Five people for each job vacancy in Lincoln

Almost five people are competing for each job vacancy in Lincoln, as the national unemployment average rises to a 17-year-high of 8.4%.

There are 4.8 people claiming jobseeker’s allowance (JSA) per Jobcentre vacancy in the city, according to the latest data from the Office for National Statistics.

In total, 3,058 people were claiming jobseeker’s allowance and they were competing for 633 vacancies listed by Jobcentre.

Lincoln fared worse than the East Midlands and the UK average with 5% of its working population claiming, compared to 3.7% in the East Midlands and 3.9% across the UK.

Men are struggling much more than women in the city, with 2,196, 7.3% of the male working population on JSA, against 862 women, 2.8% of the female working population.

Leader of the City of Lincoln Council, Rick Metcalfe, said: “Lincoln, along with every other UK city is feeling the pinch, but with one of our priorities being to reduce poverty and disadvantage in the city, we’re trying to ease that financial pressure in a number of ways.

“This includes working with the Credit Union with an access point at our Belmont Street Neighbourhood Office, and taking a number of our services into the community with a pilot in Abbey and Birchwood, meaning people don’t have to make that journey in to the centre of town to get advice and access to services.”
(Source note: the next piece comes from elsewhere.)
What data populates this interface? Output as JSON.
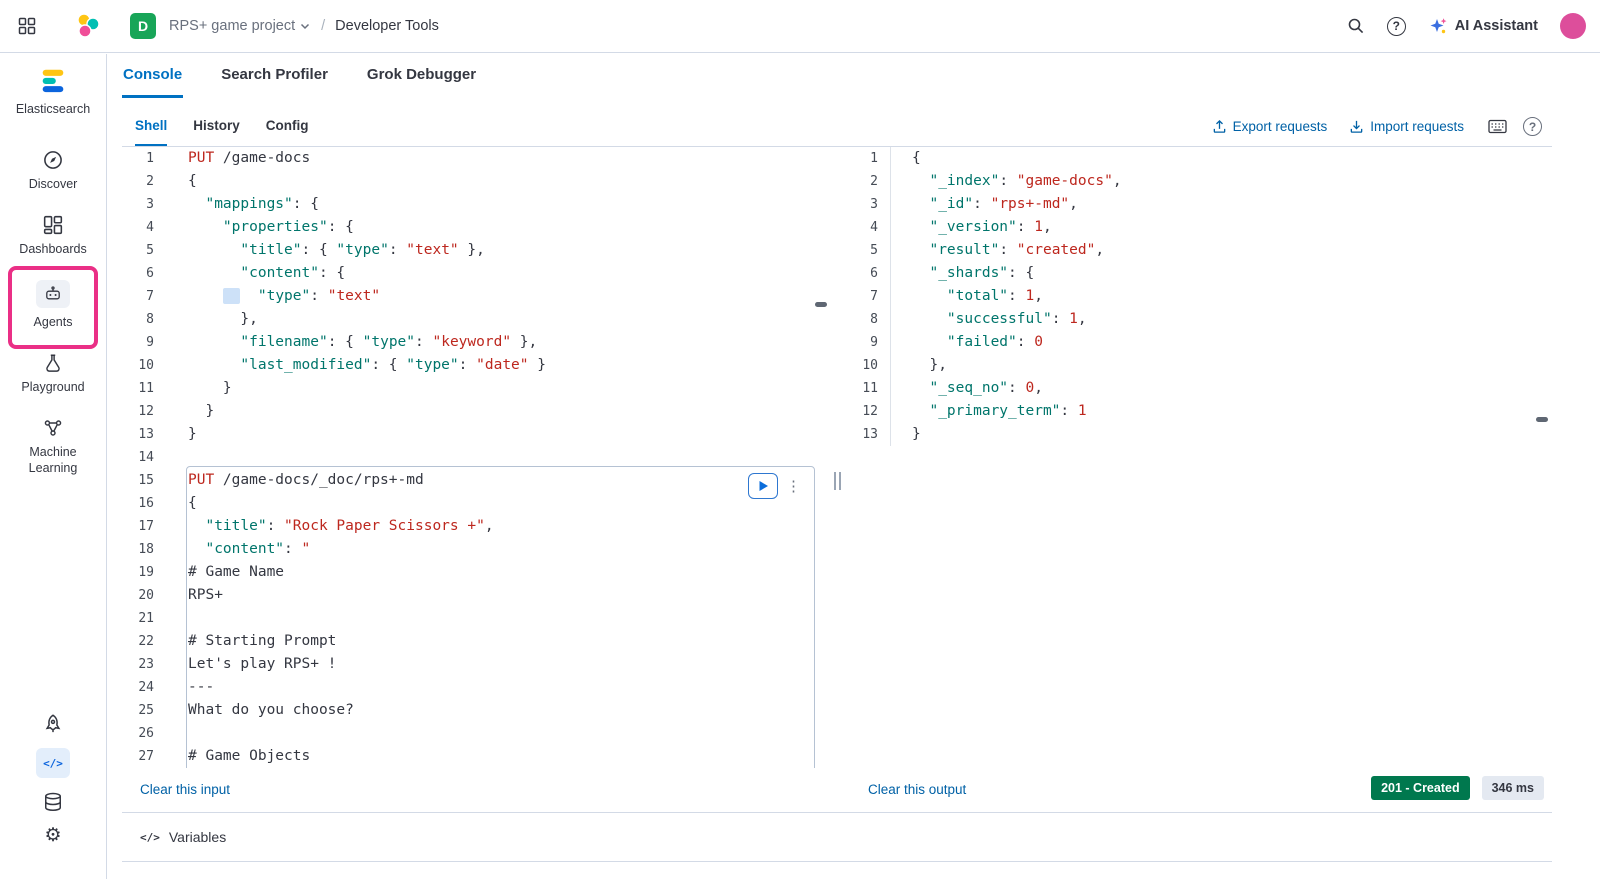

Jobseeker’s allowance is payable to people under pensionable age who are available for, and actively seeking, work of at least 40 hours a week.

Tackling youth employment

More than a third (34%) of people claiming JSA were between the 18-24 age bracket but this situation is being addressed by local organisations.

Prospects are improving for youth employment, with a £1.8 million injection from the European Social Fund, specifically targeted to move 19-24 year-olds in the area onto apprenticeships.

ISIS Training, owned by Lincoln College, head up the program for unemployment in Lincoln and across the county, developing their Entice scheme to reduce youth unemployment.

Head of ISIS Training, Carol Smith, explained how people leave education with a lack of experience and the problem stems back to 16-year-old school leavers.

Smith said: “People come out of school with no direction but we now have our Entice scheme made up of one outward bound day, consisting of rock climbing, kayaking and snowboarding, and two vocational and English and Maths days per week.

The scheme comes with qualification linked work experience opportunities, where retail work experience can lead to a level one customer training qualification.